Insofar as whether the prosecution should be chargeable with the inactivity of police authorities, it would seem unrealistic to permit, to the detriment of the defendant, the prosecuting arm of our law enforcement agencies to insulate itself behind the possible inaction of another official agency. While we recognize the difficulty in control, the accused should not be jeopar*893dized for the evil found in delay of prosecution, the effect of which, may well place beyond the reach of defendant the ability and ‘ ‘ the means of proving his innocence ’ * * * by the loss of witnesses or the dulling of memory ” (People v. Prosser, supra, p. 356).

Finally, and upon the issue of whether the People have demonstrated “good cause ” it appears that the sum total of the efforts to locate the defendant was the issuance of a warrant and teletype alarm, notification to South Carolina authorities, one inquiry to defendant’s old employer, and an occasional inquiry with defendant’s brother. It seems inconceivable that the authorities did not make inquiry of such agencies as the taxing authorities or motor vehicle bureau in an effort to secure information as to defendant’s whereabouts. This seems particularly unusual when the police had knowledge of his operation of a particular motor vehicle.

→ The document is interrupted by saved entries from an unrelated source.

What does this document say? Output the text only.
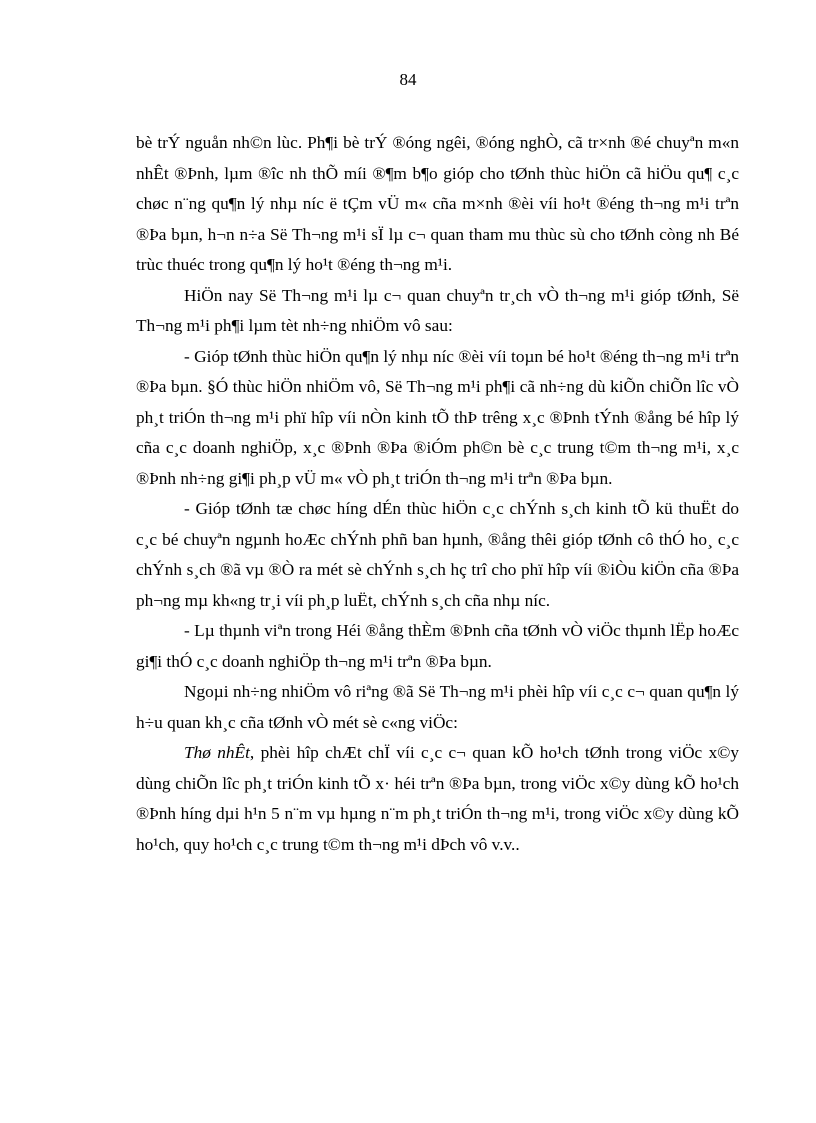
84

bè trÝ nguån nh©n lùc. Ph¶i bè trÝ ®óng ngêi, ®óng nghÒ, cã tr×nh ®é chuyªn m«n nhÊt ®Þnh, lµm ®îc nh thÕ míi ®¶m b¶o gióp cho tØnh thùc hiÖn cã hiÖu qu¶ c¸c chøc n¨ng qu¶n lý nhµ níc ë tÇm vÜ m« cña m×nh ®èi víi ho¹t ®éng th¬ng m¹i trªn ®Þa bµn, h¬n n÷a Së Th¬ng m¹i sÏ lµ c¬ quan tham mu thùc sù cho tØnh còng nh Bé trùc thuéc trong qu¶n lý ho¹t ®éng th¬ng m¹i.

HiÖn nay Së Th¬ng m¹i lµ c¬ quan chuyªn tr¸ch vÒ th¬ng m¹i gióp tØnh, Së Th¬ng m¹i ph¶i lµm tèt nh÷ng nhiÖm vô sau:

- Gióp tØnh thùc hiÖn qu¶n lý nhµ níc ®èi víi toµn bé ho¹t ®éng th¬ng m¹i trªn ®Þa bµn. §Ó thùc hiÖn nhiÖm vô, Së Th¬ng m¹i ph¶i cã nh÷ng dù kiÕn chiÕn lîc vÒ ph¸t triÓn th¬ng m¹i phï hîp víi nÒn kinh tÕ thÞ trêng x¸c ®Þnh tÝnh ®ång bé hîp lý cña c¸c doanh nghiÖp, x¸c ®Þnh ®Þa ®iÓm ph©n bè c¸c trung t©m th¬ng m¹i, x¸c ®Þnh nh÷ng gi¶i ph¸p vÜ m« vÒ ph¸t triÓn th¬ng m¹i trªn ®Þa bµn.

- Gióp tØnh tæ chøc híng dÉn thùc hiÖn c¸c chÝnh s¸ch kinh tÕ kü thuËt do c¸c bé chuyªn ngµnh hoÆc chÝnh phñ ban hµnh, ®ång thêi gióp tØnh cô thÓ ho¸ c¸c chÝnh s¸ch ®ã vµ ®Ò ra mét sè chÝnh s¸ch hç trî cho phï hîp víi ®iÒu kiÖn cña ®Þa ph¬ng mµ kh«ng tr¸i víi ph¸p luËt, chÝnh s¸ch cña nhµ níc.

- Lµ thµnh viªn trong Héi ®ång thÈm ®Þnh cña tØnh vÒ viÖc thµnh lËp hoÆc gi¶i thÓ c¸c doanh nghiÖp th¬ng m¹i trªn ®Þa bµn.

Ngoµi nh÷ng nhiÖm vô riªng ®ã Së Th¬ng m¹i phèi hîp víi c¸c c¬ quan qu¶n lý h÷u quan kh¸c cña tØnh vÒ mét sè c«ng viÖc:

Thø nhÊt, phèi hîp chÆt chÏ víi c¸c c¬ quan kÕ ho¹ch tØnh trong viÖc x©y dùng chiÕn lîc ph¸t triÓn kinh tÕ x· héi trªn ®Þa bµn, trong viÖc x©y dùng kÕ ho¹ch ®Þnh híng dµi h¹n 5 n¨m vµ hµng n¨m ph¸t triÓn th¬ng m¹i, trong viÖc x©y dùng kÕ ho¹ch, quy ho¹ch c¸c trung t©m th¬ng m¹i dÞch vô v.v..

Certainly, many extensive investigations to secure the whereabouts of a “ fugitive ” prove fruitless and such a defendant should not be heard to complain as to any delay in prosecution. Equally, the mere fact that the defendant is not apprehended should not stand as the sole criterion of establishing defendant as a “fugitive” to deny him the protective provision of section 668 of the Code of Criminal Procedure. Here defendant remained within the jurisdiction and did not secrete his whereabouts or identity. The proofs offered point to the conclusion that any reasonable investigation would have yielded his location.

Under the circumstances presented, we do not find defendant to be a “ fugitive ” who should be denied the beneficial effects of section 668 of the Code of Criminal Procedure solely because the indictment was returned and a superficial investigation failed to yield his whereabouts. Were such the ease, indictments could be obtained, warrants issued, and, without the happening of some fortuitous event, prosecutions would be indefinitely postponed. While it is true that some additional efforts were made over and above the broadcasting of a teletype alarm and obtaining of a warrant, and we realize that with the passage of time, fruitless searches may of necessity become less vigorous, we cannot find justification for a delay of over seven years on the basis of the efforts employed to locate this defendant. It is therefore ordered that the motion of Joseph Morton to dismiss the indictment, No. 14,924, is granted.